The curiosity of learning about the beverage and its culture and my love for food and travel kept me going. I was obviously bitten by the wine bug. I also found it as an opportunity to introduce this seemingly inaccessible beverage and industry to my community and people that have the same background as me. I believe in diversifying the wine industry while we educate. After all, there is far too much wine in the world… we need more people to appreciate the beverage.

What compelled you to enter the World Wine Tasting Championship, held in Burgundy, France?

When I left the Valley Riebeek Kasteel, I began visiting a lot of wineries and developing my palate, which helped me become a better tester. Eventually, I had the opportunity to compete for a spot in the South African Team but only one foreign national is allowed to join another country.

Instead, we decided to build a Zimbabwean team with the rest of the guys ranked in the top 20. Team Zimbabwe was born. This was a milestone as it was the first time Zimbabwe was represented on a world stage like this.
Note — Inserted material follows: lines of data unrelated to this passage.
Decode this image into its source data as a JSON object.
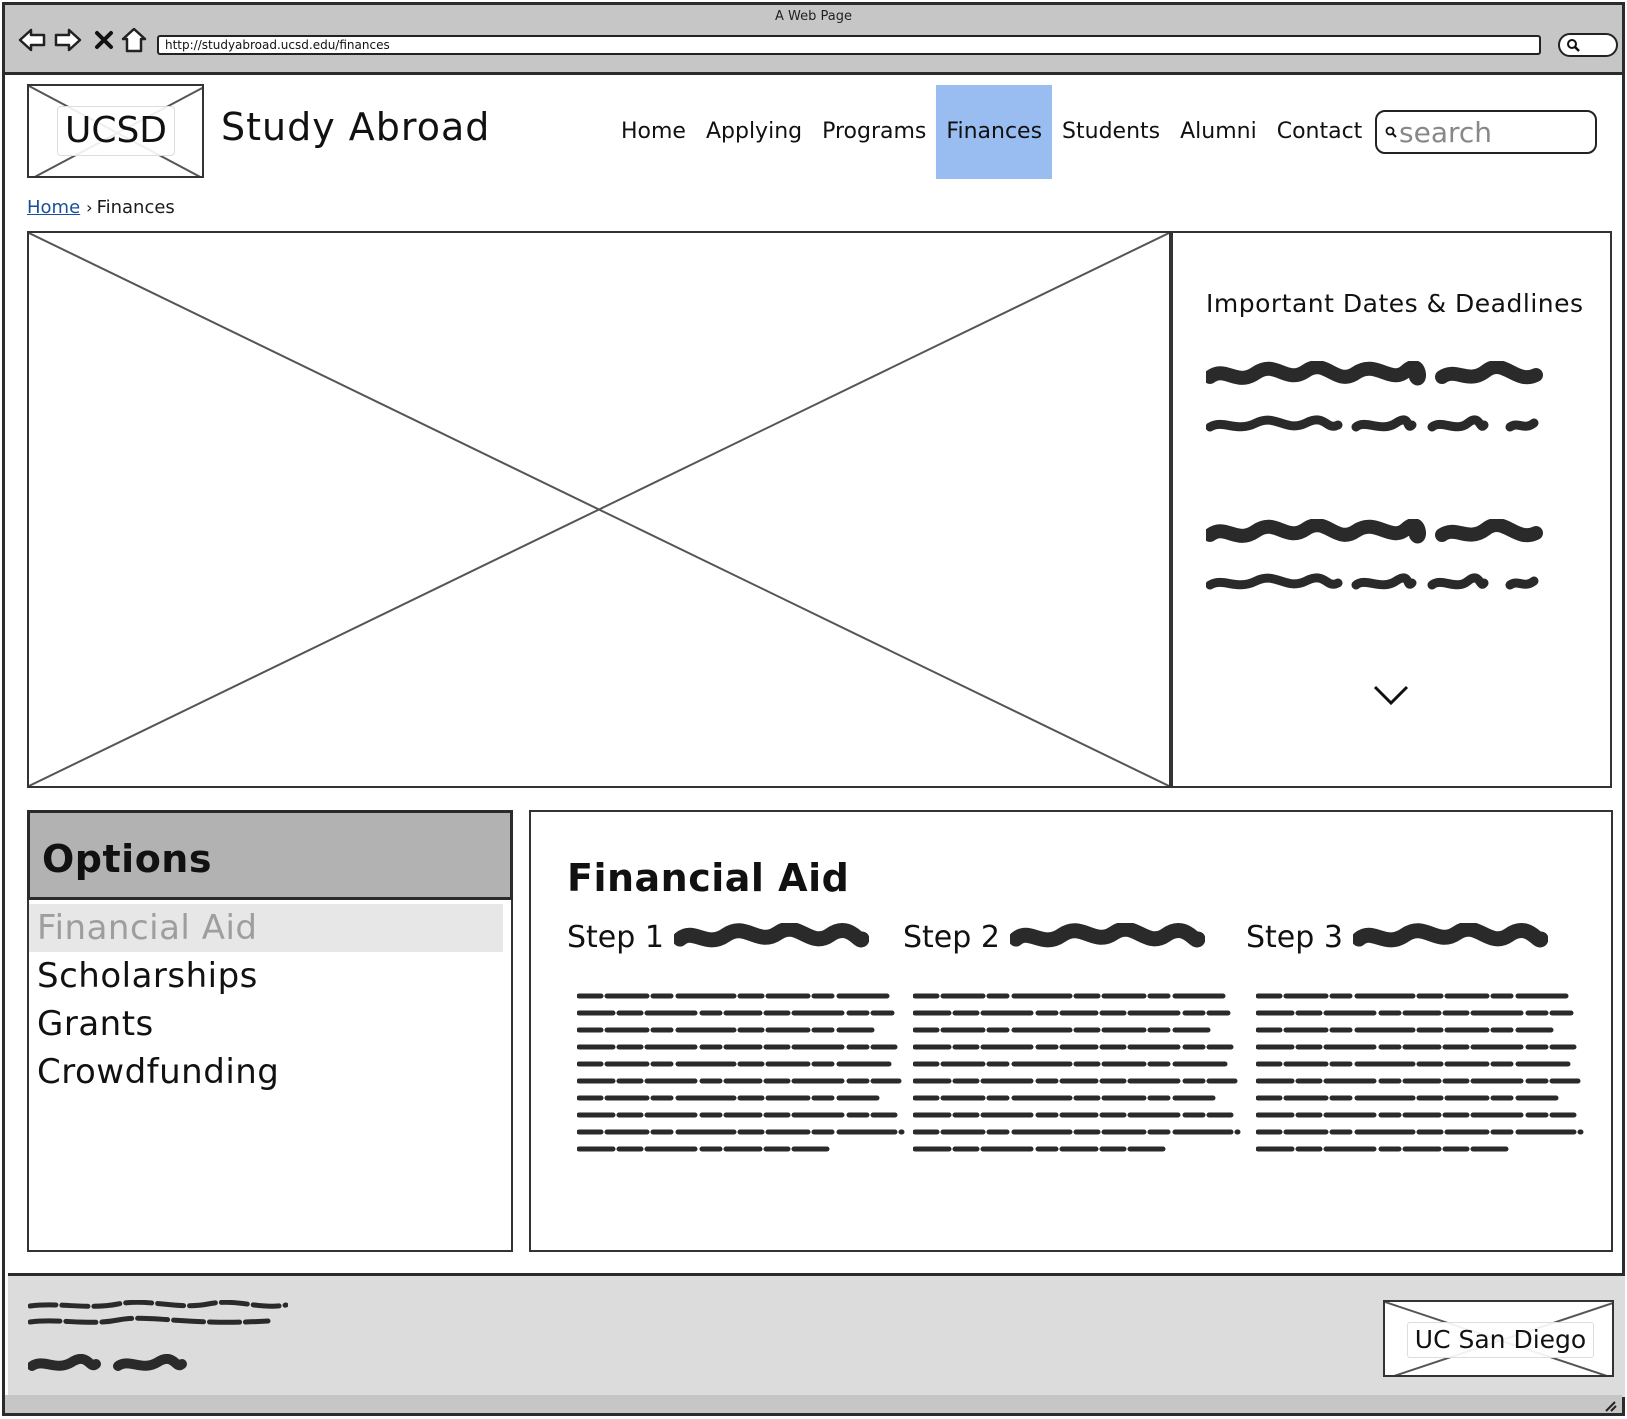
{
  "browser": {
    "window_title": "A Web Page",
    "url": "http://studyabroad.ucsd.edu/finances",
    "icons": [
      "back-icon",
      "forward-icon",
      "close-icon",
      "home-icon",
      "search-icon"
    ]
  },
  "header": {
    "logo_text": "UCSD",
    "site_title": "Study Abroad",
    "nav": [
      {
        "label": "Home",
        "active": false
      },
      {
        "label": "Applying",
        "active": false
      },
      {
        "label": "Programs",
        "active": false
      },
      {
        "label": "Finances",
        "active": true
      },
      {
        "label": "Students",
        "active": false
      },
      {
        "label": "Alumni",
        "active": false
      },
      {
        "label": "Contact",
        "active": false
      }
    ],
    "search_placeholder": "search",
    "active_color": "#99bdf1"
  },
  "breadcrumb": {
    "home": "Home",
    "current": "Finances"
  },
  "deadlines": {
    "title": "Important Dates & Deadlines"
  },
  "options": {
    "title": "Options",
    "items": [
      {
        "label": "Financial Aid",
        "selected": true
      },
      {
        "label": "Scholarships",
        "selected": false
      },
      {
        "label": "Grants",
        "selected": false
      },
      {
        "label": "Crowdfunding",
        "selected": false
      }
    ]
  },
  "content": {
    "title": "Financial Aid",
    "steps": [
      {
        "label": "Step 1"
      },
      {
        "label": "Step 2"
      },
      {
        "label": "Step 3"
      }
    ]
  },
  "footer": {
    "logo_text": "UC San Diego"
  }
}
We held a respected fourteenth place, beating other countries, including England.

The documentary Blind Ambition follows you and three others from Zimbabwe as you trained for the competition. How was that experience?

It was my first trip to Europe so I was thrilled. It was also my first time with cameras following me for the big screen… so that made me somewhat nervous. I had the best experience being guided by Master of Wine Andrew Caillard. He helped improve our tasting skills and taught us how to prepare for a high level and stressful competition like the World Blind Tasting Championship. Meeting my role model, Jancis Robinson, was also surreal. I was following her and only dreamt I would meet her one day. The filming itself was intense. Having cameras in your private space was somewhat uncomfortable at times. What calmed me down was knowing my story would inspire someone to keep on pushing and focus for everything is possible.
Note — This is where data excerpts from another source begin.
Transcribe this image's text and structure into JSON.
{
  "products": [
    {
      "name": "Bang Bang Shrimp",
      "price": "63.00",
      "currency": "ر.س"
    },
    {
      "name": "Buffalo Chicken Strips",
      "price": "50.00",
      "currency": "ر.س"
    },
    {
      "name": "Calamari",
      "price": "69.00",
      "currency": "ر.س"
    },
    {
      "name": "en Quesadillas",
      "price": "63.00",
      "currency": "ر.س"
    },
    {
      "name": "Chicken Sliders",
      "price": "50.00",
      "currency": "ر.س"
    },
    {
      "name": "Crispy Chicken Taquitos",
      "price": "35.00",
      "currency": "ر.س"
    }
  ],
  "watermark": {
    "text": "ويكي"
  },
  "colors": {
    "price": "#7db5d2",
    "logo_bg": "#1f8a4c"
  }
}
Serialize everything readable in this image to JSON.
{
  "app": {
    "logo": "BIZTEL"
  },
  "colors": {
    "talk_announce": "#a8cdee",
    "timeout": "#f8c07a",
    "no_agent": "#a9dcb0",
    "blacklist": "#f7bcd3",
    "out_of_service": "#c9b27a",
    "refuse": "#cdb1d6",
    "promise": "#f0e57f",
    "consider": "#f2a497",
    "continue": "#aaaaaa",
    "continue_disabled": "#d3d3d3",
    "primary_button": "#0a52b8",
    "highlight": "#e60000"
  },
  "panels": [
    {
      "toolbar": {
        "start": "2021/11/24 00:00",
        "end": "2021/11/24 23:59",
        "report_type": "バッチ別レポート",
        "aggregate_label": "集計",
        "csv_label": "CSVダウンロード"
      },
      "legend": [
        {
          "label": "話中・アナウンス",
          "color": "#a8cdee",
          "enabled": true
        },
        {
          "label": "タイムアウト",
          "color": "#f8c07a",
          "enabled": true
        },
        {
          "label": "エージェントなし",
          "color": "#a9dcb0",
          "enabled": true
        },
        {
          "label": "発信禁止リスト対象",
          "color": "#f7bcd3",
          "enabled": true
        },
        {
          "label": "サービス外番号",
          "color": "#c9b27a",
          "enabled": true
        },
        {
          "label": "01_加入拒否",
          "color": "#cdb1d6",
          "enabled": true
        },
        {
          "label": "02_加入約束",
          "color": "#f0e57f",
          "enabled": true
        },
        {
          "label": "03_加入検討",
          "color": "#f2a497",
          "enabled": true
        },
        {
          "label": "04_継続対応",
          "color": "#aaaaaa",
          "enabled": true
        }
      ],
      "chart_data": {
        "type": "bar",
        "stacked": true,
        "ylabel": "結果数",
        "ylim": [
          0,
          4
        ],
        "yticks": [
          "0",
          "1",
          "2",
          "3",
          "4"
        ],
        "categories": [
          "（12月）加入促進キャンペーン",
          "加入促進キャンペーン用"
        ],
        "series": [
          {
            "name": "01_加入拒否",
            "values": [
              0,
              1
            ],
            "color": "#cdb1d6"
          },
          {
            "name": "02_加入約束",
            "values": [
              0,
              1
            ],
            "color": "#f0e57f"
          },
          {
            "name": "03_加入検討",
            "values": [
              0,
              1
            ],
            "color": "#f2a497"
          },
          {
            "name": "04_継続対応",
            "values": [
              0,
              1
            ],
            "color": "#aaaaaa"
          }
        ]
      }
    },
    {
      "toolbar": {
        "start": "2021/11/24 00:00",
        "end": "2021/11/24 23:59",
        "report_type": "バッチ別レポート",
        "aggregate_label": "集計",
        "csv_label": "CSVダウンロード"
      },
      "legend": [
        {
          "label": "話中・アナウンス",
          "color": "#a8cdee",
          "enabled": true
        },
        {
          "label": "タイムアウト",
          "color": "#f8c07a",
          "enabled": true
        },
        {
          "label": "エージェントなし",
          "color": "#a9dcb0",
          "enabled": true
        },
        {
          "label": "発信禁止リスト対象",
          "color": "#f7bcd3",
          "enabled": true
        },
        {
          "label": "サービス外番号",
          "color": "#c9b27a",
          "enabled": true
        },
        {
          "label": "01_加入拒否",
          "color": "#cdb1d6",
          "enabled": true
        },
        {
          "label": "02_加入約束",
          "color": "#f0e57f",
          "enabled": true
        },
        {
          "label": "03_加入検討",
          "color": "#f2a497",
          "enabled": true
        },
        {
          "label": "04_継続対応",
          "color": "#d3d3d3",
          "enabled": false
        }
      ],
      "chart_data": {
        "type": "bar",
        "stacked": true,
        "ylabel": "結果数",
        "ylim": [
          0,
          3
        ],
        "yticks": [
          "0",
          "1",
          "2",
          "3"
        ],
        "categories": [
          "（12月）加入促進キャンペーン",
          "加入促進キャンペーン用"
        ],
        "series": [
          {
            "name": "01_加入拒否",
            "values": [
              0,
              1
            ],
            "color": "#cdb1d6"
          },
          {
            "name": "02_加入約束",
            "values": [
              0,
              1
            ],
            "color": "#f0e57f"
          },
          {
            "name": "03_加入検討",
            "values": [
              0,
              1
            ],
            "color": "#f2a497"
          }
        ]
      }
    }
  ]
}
Your thoughts on Oregon wine? Favorites (varietal, brand and/or region)?

I do love wines from Oregon and appreciate the quality too. Unfortunately, there is not a lot of imported wines from Oregon here in the Netherlands. I wish there would be more, and also that sommeliers could be more open to talking about such regions and not just the classic, known regions. It’s my thinking that Oregon needs a goodwill ambassador in the Netherlands, and beyond too.

I am currently enjoying wines from Cristom Vineyards from the Willamette Valley’s Eola-Amity Hills.

Any exciting new projects on the horizon?

I recently made my maiden vintage 2022 in Austria called Dzimbahwe Wines. Dzimbahwe is a Shona word that translates to “house of stone.” My ancestors used a fortress as a shield from enemies and also a habitat for their communities, sharing food, livestock and traditional brewed beer. My brand is an inspiration derived from the ability of a fine wine in bringing together people and communities. Such communities as the ones that shared the space behind walls of Masvingo— the great Zimbabwe ruins illustrated on my label.

This is a brand that resonates with me, my community as well as the open-minded international wine community. I have made six different wines in Austria from the classic Gruner Veltliner, Roter Veltliner, a white blend, Riesling, Rosé and Zweigelt. My dream is to make wine accessible to everyone around the world from different cultures. I also aspire for my wines to be available in all markets, including Oregon.

I am also planning to expand my brand to South Africa and make wines there as well.